Indien-Debüt: Fahrer beeindruckt, Gastgeber stolz

Greater Noida (dpa) - Das klischeehaft erwartete Chaos blieb aus, die Formel 1 ist von ihrer jüngsten Eroberung begeistert: Indien hat voller Stolz ein gelungenes Grand-Prix-Debüt gefeiert.

Anders als bei den pannenreichen Commonwealth Games im vergangenen Jahr lief beim ersten Formel-1-Rennen auf indischem Boden fast alles rund. „Es ist perfekt, ich bin tief beeindruckt“, sagte Mercedes-Motorsportchef Norbert Haug der Nachrichtenagentur dpa in Greater Noida.

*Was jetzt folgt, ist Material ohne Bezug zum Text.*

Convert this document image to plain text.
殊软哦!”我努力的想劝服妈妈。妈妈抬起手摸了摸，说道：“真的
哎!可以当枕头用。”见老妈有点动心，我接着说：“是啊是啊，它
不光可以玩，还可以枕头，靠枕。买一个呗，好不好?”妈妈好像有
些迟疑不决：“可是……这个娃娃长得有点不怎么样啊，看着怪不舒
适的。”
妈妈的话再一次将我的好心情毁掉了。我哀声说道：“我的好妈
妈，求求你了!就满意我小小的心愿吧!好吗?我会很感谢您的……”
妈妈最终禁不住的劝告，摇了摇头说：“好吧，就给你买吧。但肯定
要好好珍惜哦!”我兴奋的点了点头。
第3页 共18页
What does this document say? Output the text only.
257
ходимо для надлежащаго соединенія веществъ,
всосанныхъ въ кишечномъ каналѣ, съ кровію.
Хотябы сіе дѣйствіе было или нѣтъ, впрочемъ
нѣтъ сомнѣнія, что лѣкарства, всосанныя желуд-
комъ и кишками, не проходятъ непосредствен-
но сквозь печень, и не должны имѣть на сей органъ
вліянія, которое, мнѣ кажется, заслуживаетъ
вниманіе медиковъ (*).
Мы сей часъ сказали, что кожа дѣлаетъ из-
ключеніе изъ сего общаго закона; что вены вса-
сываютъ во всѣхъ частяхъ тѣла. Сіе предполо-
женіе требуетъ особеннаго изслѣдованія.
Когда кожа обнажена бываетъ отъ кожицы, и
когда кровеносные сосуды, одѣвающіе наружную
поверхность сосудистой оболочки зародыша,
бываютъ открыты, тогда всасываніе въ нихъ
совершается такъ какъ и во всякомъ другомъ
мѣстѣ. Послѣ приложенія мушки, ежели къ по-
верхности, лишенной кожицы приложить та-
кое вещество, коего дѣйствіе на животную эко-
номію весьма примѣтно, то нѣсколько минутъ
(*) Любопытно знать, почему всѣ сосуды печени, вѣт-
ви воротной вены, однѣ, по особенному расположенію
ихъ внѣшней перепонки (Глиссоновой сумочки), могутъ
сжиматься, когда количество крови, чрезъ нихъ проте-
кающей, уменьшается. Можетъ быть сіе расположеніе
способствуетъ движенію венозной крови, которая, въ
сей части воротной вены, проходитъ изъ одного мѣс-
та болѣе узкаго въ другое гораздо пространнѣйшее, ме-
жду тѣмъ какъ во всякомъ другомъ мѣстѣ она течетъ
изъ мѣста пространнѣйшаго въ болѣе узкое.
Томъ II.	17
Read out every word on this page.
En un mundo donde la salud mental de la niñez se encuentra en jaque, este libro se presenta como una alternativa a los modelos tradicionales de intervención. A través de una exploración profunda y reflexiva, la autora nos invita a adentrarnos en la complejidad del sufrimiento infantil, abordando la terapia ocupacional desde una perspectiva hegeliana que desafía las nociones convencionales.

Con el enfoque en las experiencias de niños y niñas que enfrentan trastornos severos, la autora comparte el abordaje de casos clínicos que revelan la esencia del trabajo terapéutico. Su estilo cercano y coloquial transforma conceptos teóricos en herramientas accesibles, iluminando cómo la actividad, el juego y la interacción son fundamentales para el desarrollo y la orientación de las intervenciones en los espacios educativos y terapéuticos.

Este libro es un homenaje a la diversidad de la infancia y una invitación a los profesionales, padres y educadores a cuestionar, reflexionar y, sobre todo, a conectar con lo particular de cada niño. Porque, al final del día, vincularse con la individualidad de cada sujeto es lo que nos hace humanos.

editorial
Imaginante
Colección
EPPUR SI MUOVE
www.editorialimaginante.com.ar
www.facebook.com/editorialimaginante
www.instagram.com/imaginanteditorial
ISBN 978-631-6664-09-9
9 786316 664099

Auch der erste Indien-Sieger Sebastian Vettel genoss die Tage auf dem Subkontinent sichtlich. „Die Begeisterung der Leute ist großartig“, erklärte der Red-Bull-Pilot. Die Formel 1 ist sich sicher: Indien hat Potenzial - ganz anders als die Rennen in der Türkei, Südkorea oder Bahrain. „Ich bin ganz sicher, dass Indien zu den ganz, ganz wichtigen Grand Prix der Zukunft wird“, sagte Haug stellvertretend für viele.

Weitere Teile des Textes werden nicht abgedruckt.